1. Nels Cline, Lovers (Blue Note) – Guitarist Nels Cline is known for attacking his fretboard; just listen to his solo recordings and his collaboration with Wilco. But on his Blue Note debut, Lovers, Cline’s playing is fluid and airy. This double album was inspired by legendary jazz guitarist Jim Hall and includes stunning Cline originals plus poignant renderings of jazz standards.
2. Donny McCaslin, Beyond Now (Motema) – Saxophonist Donny McCaslin and his group collaborated with Davie Bowie on his final album, Blackstar. While McCaslin played remarkably on the album, he takes things to another level on Beyond Now, a project influenced by his time with Bowie. No stranger to working at the intersection of electronica and improvisation, McCaslin has created something exceptional.
3. Vijay Iyer & Wadada Leo Smith, A Cosmic Rhythm With Each Stroke (ECM) – While pianist Vijay Iyer has released a number of significant albums under his own name and performed with his own projects, he’s also been part of trumpeter Wadada Leo Smith’s Golden Quartet. On their duet album, A Cosmic Rhythm With Each Stroke, the instinctive rapport between the two musicians is more than evident, whether the songs are fluid and textural (“The Empty Mind Receives") or have sharper corners (“Labyrinths”).

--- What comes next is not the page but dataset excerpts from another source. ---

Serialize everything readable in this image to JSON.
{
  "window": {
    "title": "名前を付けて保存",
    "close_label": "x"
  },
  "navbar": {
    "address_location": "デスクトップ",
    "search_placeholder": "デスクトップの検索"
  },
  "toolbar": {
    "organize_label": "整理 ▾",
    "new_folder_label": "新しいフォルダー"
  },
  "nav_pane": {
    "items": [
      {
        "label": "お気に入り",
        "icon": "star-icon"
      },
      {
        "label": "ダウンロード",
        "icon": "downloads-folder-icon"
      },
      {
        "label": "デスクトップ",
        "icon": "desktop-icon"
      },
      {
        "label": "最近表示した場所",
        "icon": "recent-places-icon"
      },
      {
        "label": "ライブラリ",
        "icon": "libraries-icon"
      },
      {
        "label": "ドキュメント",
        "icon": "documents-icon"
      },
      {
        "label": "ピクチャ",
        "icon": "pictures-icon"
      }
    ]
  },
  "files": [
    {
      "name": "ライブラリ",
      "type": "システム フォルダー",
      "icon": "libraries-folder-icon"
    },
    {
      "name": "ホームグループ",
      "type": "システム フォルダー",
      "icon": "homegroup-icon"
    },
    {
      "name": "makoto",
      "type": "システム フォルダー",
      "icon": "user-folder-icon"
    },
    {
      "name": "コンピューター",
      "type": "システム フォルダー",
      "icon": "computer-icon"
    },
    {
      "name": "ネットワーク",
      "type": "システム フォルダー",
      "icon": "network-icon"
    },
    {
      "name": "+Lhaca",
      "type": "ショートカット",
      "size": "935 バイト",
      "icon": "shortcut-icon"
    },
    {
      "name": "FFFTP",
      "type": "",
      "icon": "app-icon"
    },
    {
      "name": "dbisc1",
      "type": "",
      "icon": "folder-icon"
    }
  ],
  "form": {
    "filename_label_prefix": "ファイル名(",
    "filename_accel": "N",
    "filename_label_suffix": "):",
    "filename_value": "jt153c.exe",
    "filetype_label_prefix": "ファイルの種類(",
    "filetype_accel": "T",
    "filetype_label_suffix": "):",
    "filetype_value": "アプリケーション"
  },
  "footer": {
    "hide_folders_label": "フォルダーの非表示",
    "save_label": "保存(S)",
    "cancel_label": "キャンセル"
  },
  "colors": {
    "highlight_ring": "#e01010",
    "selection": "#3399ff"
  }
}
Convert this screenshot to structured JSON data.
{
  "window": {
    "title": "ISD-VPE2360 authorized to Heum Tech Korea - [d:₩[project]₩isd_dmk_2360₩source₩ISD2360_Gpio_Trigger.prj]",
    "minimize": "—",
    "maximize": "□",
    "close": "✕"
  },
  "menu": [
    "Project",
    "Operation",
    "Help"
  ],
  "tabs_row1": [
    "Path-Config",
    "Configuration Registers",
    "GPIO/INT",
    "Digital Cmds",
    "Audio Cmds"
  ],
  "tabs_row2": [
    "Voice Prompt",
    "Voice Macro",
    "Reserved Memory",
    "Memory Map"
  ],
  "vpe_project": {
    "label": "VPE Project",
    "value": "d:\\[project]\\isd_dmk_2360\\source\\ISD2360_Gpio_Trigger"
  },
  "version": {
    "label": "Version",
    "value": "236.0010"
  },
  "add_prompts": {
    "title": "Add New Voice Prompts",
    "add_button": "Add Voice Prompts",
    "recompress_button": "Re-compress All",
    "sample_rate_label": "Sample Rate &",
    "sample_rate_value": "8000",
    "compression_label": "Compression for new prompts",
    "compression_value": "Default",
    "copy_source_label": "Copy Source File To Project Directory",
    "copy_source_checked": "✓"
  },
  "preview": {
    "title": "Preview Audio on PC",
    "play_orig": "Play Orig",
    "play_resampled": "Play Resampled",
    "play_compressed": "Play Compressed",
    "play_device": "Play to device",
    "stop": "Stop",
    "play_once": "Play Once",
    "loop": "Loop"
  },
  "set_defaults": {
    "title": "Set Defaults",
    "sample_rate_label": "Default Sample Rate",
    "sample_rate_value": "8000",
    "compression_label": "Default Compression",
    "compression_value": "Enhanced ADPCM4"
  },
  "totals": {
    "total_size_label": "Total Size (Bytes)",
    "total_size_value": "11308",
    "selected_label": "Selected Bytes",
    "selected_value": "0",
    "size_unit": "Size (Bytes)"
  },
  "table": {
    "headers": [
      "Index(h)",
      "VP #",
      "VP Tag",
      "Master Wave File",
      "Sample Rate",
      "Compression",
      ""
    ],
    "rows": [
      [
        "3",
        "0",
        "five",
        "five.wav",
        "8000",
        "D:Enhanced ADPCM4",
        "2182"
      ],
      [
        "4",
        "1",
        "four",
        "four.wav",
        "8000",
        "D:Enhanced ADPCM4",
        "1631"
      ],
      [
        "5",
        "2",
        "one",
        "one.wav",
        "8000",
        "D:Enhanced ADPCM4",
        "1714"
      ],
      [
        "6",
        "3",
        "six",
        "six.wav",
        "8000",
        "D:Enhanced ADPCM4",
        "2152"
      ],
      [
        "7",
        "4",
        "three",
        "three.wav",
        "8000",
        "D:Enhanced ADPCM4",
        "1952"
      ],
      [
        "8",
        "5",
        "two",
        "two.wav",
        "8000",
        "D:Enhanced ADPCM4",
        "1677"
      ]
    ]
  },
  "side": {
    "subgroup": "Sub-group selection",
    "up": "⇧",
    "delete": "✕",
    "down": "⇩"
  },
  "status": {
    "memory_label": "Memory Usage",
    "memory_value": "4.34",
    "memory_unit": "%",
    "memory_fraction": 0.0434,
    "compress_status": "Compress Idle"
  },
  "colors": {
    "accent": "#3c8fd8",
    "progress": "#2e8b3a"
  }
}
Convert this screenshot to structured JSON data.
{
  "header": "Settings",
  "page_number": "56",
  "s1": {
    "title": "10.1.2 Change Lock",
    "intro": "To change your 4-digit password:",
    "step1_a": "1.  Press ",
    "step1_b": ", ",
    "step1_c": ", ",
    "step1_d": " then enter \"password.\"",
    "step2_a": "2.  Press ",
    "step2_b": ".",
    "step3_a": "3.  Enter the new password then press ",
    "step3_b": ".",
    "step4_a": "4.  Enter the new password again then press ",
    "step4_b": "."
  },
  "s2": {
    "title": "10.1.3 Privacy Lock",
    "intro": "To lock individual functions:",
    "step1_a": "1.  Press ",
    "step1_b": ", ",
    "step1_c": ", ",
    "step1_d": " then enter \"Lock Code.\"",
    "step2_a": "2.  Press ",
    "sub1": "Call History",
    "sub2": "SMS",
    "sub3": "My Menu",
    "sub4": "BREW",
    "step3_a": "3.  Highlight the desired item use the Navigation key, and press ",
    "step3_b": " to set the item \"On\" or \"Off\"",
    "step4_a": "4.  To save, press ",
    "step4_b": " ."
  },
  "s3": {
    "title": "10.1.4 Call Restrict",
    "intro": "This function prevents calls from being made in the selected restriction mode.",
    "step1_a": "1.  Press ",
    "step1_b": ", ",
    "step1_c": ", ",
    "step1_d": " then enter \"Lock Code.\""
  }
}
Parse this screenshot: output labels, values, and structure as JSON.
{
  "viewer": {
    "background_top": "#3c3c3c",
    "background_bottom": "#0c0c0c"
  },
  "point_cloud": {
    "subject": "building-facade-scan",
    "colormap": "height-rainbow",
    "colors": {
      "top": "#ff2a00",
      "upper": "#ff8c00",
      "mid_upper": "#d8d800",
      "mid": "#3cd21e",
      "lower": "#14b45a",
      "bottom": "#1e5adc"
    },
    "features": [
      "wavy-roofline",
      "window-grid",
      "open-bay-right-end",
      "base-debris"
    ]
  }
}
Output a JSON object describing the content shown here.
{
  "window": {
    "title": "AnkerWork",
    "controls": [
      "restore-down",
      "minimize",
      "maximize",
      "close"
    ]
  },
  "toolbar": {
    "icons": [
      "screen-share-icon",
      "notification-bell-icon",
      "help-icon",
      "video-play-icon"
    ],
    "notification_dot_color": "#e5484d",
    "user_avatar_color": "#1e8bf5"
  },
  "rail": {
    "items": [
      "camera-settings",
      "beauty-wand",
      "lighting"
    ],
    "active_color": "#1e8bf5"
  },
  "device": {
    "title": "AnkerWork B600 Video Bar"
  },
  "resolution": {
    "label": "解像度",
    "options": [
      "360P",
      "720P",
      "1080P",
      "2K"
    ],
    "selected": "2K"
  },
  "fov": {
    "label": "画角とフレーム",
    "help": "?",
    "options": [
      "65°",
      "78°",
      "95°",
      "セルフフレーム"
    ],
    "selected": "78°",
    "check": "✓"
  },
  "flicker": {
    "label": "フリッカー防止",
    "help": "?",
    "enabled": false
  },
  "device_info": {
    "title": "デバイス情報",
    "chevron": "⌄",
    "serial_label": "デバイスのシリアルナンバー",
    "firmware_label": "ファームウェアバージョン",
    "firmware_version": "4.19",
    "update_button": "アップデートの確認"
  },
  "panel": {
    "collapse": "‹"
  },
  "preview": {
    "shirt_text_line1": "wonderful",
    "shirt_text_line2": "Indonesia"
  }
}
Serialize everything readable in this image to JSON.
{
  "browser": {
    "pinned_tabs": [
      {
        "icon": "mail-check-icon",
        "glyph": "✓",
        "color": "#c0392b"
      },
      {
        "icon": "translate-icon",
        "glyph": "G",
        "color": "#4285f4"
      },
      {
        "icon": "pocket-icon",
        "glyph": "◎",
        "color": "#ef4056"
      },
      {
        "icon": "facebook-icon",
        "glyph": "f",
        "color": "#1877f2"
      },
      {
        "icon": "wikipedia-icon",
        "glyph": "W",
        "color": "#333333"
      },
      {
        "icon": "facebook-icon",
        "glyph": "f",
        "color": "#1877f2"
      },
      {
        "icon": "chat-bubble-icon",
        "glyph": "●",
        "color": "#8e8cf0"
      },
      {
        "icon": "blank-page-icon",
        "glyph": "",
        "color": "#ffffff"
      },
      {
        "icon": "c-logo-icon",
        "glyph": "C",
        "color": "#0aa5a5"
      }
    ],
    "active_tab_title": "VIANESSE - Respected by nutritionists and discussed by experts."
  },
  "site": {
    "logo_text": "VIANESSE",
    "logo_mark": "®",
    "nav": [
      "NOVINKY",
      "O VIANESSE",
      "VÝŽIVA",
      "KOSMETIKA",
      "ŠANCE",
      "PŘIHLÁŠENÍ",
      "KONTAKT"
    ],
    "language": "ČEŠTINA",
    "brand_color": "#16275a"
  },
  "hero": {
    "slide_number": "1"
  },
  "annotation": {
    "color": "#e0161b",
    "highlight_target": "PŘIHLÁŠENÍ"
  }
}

4. Jack DeJohnette/Matt Garrison/Ravi Coltrane, In Movement (ECM) – The eminent drummer Jack DeJohnette has long been a guru of nuance while being equally at home propelling rhythms with a youthful vigor. Both tendencies are noticeable on this superb album. Joined by saxophonist Ravi Coltrane and bassist Matt Garrison, the offspring of late jazz greats John Coltrane and Jimmy Garrison (DeJohnette sat in with the senior Coltrane’s group five decades ago), the trio has one foot steeped in jazz tradition and the other pointed toward the future.
5. Charles Lloyd & the Marvels, I Long to See You (Blue Note) – It’s clear from seeing master saxophonist Charles Lloyd and guitarist Bill Frisell perform that they’ve got a connection that transcends music. There’s something inherently natural about the way they interact, and it's more than evident on this recording, which also showcases longtime Frisell cohort pedal-steel guitarist Greg Leisz.